In Mendocino County, a massive oak toppled onto an apartment in the city of Ukiah early Saturday, crushing the building and killing a woman as she lay in her bed, fire officials told the Press Democrat newspaper of Santa Rosa. The woman’s boyfriend and a 3-year-old boy escaped.
Capt. Pete Bushby of the Ukiah Valley Fire Authority said heavy rain apparently had destabilized the 125-foot tree.
Avalanche warnings were in place through Monday across the Sierra Nevada, which was already blanketed with deep snow after weeks of storms. The weather service warned of “crippling snow amounts on top of existing snow cover” and urged mountain residents to stock up on food, water and firewood, and “essentially prepare for being stranded at home for multiple days.”

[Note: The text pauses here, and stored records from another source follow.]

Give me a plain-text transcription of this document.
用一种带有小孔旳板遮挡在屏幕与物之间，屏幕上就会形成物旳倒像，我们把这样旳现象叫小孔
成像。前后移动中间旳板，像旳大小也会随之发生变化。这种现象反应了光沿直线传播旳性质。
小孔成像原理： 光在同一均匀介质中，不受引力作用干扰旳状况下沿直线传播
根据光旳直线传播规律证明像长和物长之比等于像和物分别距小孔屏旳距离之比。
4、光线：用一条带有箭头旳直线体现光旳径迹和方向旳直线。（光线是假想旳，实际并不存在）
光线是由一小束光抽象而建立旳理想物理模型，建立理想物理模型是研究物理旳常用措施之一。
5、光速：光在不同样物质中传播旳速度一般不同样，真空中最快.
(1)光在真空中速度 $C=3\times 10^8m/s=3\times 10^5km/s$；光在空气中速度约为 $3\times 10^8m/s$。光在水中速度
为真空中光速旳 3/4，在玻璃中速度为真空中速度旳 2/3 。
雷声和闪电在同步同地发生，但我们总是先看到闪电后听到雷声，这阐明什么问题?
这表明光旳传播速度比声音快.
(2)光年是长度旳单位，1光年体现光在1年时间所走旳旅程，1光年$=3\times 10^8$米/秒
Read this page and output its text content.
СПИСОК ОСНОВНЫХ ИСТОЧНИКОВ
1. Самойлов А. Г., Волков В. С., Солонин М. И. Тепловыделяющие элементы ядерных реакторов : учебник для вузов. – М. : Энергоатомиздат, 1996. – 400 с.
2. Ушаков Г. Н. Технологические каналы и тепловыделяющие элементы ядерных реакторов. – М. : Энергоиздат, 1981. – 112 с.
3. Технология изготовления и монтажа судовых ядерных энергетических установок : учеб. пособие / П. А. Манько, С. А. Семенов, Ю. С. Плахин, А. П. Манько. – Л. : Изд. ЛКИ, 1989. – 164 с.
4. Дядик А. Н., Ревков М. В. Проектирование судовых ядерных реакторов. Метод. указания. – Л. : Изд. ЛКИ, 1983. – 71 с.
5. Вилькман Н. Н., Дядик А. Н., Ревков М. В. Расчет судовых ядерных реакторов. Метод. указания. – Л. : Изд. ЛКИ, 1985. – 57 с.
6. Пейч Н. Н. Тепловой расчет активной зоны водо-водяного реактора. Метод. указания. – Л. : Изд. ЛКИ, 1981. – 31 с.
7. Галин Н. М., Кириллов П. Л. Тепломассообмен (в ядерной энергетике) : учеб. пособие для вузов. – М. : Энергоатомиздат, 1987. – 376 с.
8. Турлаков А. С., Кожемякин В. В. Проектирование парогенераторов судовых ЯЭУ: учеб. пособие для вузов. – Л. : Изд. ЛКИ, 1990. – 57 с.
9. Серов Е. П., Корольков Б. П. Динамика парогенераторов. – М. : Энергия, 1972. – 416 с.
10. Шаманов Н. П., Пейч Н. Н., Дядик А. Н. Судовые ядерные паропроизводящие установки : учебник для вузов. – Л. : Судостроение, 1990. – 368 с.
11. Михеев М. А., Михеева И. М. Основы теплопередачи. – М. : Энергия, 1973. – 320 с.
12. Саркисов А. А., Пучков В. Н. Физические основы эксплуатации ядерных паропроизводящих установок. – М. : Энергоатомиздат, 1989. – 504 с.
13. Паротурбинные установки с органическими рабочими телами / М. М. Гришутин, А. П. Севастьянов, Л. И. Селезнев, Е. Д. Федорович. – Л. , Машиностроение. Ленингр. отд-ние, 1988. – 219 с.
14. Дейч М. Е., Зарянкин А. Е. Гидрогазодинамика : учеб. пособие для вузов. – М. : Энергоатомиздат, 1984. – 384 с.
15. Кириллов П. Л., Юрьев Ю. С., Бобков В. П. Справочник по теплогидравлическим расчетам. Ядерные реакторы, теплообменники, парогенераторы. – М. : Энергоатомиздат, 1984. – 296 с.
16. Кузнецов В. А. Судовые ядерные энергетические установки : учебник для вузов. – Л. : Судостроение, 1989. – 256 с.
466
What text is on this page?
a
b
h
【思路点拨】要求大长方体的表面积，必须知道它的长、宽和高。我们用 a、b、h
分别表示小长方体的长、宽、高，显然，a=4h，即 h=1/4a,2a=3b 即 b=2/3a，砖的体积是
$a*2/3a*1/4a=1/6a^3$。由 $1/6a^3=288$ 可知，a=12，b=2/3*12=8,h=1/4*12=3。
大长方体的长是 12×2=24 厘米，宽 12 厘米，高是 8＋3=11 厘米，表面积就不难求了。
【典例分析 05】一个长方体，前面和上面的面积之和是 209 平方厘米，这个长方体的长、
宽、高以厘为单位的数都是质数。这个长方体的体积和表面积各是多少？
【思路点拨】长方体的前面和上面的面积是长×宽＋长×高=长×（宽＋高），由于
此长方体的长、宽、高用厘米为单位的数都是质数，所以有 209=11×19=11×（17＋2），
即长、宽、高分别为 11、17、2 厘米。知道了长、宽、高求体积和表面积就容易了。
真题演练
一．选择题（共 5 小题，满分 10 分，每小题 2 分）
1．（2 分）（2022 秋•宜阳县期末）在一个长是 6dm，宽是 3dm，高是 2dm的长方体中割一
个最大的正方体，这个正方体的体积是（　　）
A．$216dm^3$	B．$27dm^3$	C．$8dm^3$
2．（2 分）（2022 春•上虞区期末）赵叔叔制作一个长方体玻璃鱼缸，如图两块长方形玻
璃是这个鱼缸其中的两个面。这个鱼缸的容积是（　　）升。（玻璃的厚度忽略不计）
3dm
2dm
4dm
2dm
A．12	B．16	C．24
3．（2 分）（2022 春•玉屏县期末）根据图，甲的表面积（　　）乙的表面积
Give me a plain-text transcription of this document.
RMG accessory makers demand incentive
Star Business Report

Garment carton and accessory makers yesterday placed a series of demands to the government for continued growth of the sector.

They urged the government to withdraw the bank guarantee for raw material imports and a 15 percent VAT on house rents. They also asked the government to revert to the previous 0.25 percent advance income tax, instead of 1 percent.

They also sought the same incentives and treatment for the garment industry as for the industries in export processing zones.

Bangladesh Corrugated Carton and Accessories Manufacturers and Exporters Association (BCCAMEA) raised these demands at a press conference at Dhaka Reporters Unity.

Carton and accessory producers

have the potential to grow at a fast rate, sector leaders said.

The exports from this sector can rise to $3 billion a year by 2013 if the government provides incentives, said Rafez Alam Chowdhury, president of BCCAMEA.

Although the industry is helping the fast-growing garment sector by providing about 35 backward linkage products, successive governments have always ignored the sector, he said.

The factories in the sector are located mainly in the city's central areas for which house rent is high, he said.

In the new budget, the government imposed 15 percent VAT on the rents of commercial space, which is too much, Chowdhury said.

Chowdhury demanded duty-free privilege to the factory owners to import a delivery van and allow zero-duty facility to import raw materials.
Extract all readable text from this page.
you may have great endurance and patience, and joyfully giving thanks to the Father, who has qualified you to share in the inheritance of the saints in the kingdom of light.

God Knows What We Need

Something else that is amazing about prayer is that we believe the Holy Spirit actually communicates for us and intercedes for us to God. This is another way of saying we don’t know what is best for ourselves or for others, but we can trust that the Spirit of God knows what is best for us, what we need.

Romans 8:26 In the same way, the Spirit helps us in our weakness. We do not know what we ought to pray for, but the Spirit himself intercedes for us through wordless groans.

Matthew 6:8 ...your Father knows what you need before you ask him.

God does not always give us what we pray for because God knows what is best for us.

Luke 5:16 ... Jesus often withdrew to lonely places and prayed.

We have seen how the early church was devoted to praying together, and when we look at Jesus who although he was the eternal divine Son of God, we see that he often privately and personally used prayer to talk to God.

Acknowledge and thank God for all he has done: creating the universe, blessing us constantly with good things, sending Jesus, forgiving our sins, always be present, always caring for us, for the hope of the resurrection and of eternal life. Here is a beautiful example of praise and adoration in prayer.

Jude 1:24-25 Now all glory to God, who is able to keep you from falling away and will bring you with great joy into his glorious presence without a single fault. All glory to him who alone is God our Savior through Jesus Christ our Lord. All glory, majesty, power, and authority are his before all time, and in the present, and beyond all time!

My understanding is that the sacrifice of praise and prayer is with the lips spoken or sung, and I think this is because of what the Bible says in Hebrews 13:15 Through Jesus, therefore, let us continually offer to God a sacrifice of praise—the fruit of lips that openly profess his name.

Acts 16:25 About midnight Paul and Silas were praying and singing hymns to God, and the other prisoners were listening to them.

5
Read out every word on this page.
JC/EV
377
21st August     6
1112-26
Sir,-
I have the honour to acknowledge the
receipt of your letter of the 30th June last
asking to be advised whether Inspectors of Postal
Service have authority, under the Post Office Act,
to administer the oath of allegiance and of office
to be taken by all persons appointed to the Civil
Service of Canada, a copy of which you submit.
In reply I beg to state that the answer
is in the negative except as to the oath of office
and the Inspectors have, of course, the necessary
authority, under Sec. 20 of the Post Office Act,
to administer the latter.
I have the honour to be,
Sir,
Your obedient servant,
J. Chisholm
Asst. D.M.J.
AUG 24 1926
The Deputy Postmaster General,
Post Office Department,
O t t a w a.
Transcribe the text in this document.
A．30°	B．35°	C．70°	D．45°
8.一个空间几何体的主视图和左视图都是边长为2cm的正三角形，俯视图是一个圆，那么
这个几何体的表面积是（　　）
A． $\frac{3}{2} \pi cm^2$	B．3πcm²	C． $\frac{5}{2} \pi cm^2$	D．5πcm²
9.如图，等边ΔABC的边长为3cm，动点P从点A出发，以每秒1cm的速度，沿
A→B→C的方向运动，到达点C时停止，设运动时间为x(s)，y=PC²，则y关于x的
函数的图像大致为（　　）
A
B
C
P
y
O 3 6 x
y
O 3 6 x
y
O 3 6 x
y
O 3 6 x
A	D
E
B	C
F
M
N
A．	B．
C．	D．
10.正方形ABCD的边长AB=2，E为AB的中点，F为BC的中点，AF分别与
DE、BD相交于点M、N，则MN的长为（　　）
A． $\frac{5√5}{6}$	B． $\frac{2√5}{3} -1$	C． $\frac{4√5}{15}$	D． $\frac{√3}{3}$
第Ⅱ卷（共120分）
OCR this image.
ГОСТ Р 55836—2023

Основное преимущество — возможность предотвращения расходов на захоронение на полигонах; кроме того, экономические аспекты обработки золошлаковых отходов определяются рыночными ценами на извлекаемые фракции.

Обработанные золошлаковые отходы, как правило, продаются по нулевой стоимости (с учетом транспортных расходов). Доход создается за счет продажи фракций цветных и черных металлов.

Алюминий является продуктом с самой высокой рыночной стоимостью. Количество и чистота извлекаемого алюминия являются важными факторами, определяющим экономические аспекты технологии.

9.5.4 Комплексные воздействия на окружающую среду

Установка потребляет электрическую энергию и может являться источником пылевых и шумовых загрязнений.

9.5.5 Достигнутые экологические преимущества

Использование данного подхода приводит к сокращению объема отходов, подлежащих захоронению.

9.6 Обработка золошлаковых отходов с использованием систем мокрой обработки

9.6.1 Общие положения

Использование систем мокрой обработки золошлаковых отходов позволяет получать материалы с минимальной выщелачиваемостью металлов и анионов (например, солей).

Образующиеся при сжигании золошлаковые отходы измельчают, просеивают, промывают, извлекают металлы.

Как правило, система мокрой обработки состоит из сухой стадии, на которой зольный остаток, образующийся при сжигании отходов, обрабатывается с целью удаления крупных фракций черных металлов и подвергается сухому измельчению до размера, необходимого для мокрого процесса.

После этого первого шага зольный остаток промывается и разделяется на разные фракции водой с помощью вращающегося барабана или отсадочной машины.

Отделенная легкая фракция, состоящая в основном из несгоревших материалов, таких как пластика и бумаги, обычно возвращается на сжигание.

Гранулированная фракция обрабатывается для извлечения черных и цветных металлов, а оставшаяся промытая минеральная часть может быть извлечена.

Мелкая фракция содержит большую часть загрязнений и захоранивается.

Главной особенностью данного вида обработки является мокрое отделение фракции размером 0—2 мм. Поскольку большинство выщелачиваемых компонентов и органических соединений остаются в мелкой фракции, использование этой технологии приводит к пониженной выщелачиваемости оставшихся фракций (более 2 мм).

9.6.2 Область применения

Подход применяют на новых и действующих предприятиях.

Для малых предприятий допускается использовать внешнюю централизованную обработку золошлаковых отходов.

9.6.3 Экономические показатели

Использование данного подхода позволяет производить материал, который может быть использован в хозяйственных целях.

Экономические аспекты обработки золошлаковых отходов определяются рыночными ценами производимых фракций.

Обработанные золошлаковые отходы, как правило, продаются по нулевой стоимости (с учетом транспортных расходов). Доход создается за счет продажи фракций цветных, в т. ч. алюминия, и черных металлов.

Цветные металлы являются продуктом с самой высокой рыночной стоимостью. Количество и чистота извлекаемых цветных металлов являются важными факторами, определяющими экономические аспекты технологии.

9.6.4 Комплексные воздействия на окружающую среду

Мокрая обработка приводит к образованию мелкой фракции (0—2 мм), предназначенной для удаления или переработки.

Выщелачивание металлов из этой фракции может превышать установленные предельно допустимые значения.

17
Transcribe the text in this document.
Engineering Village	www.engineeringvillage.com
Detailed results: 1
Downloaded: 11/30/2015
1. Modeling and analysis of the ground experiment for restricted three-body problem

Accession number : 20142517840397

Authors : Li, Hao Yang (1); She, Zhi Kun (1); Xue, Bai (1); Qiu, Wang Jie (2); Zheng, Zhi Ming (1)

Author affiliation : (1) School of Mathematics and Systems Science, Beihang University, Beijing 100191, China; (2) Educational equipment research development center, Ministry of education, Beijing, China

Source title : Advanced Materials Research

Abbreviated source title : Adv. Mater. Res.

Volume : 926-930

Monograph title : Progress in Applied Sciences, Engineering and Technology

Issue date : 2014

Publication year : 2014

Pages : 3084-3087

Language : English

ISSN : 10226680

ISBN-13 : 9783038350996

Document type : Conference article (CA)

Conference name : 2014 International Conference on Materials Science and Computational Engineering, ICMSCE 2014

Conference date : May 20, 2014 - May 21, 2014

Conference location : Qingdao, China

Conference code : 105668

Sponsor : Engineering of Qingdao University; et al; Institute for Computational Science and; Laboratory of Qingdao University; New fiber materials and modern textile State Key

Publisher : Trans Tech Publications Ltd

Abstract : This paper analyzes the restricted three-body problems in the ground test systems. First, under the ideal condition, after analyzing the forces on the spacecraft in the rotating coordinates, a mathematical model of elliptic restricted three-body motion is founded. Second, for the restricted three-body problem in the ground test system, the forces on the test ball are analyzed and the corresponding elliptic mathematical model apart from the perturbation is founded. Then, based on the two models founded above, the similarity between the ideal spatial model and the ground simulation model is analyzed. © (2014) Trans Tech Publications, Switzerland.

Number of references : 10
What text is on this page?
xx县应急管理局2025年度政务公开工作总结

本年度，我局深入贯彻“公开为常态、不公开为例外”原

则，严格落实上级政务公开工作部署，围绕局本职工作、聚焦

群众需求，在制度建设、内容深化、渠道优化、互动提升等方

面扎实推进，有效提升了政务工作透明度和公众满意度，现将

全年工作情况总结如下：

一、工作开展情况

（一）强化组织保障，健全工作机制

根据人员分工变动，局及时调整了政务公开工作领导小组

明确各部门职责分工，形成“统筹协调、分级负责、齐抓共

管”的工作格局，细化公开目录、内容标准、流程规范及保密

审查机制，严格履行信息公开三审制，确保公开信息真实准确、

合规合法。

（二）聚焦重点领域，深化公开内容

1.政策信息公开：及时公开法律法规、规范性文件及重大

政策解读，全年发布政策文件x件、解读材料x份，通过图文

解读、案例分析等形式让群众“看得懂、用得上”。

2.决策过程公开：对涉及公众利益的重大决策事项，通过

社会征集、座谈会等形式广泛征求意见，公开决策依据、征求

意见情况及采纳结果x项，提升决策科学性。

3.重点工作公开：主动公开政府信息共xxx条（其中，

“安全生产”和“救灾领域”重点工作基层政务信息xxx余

Along the coast, big surf rolled ashore, with waves that could build to 30 feet on the Central Coast, forecasters said.
Two women were swept from the shore in San Diego, where waves topped 10 feet Saturday. One woman was rescued immediately but it took lifeguards about 40 minutes to pull the other one from the surf. She was hospitalized in critical condition, San Diego Fire-Rescue Capt. Joe Amador said.
Elsewhere in the West, Nevada, Arizona and Utah expected strong winter storms overnight into Monday.